As a practical matter, it is no longer possible for the United States to use force in the gulf without the concurrence of the others engaged there. They, too, will be exposed to the military, political and economic consequences of any U.S. military action. Indeed, the first consequence of such action would be to shatter the international consensus that has so far given legitimacy and strength to the enterprise. Among the first defections could well be the Arab states that requested the U.S. presence in the first place, and without whose continuing support the enterprise could not be sustained. Secretary Baker’s current round of consultations in the Middle East and Moscow recognize these legal and practical realities.

U.S. actions in the gulf will have far-reaching implications for the new world order President Bush is trying to build. In a sense, we are beneficiaries of a second chance, something that doesn’t often happen in the inexorable world of international politics. It is almost as if the Security Council had been in suspended animation since 1945, and is now stirring to life new and untouched.

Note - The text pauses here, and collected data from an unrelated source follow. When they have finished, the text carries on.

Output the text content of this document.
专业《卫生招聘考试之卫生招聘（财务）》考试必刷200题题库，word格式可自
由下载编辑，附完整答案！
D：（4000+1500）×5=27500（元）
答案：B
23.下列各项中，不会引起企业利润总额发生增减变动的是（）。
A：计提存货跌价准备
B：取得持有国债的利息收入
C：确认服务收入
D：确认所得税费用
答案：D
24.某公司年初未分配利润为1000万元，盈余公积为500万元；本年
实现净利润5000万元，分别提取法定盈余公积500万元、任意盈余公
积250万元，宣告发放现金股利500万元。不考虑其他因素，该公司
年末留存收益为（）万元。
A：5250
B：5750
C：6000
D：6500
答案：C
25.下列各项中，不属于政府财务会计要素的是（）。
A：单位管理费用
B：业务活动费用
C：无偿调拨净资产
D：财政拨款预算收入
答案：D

The most important long-term impact of the crisis may well be on this new and still fragile growth. If the Security Council is to be preserved and strengthened for the role it was designed to play, it cannot be used simply as a forum for consultation, even less so to provide legal cover for unilaterally mandated ends. As the organ of the international community with primary responsibility in situations threatening international peace and security, it must have the powers to decide when force is to be used. That means that the United States must abide by the council’s decisions even when we don’t agree with them.

In a world where power is increasingly diffused and mobilization of power on the basis of ideology is increasingly unavailable, the requirements of international law and practical international politics on this issue are one and the same.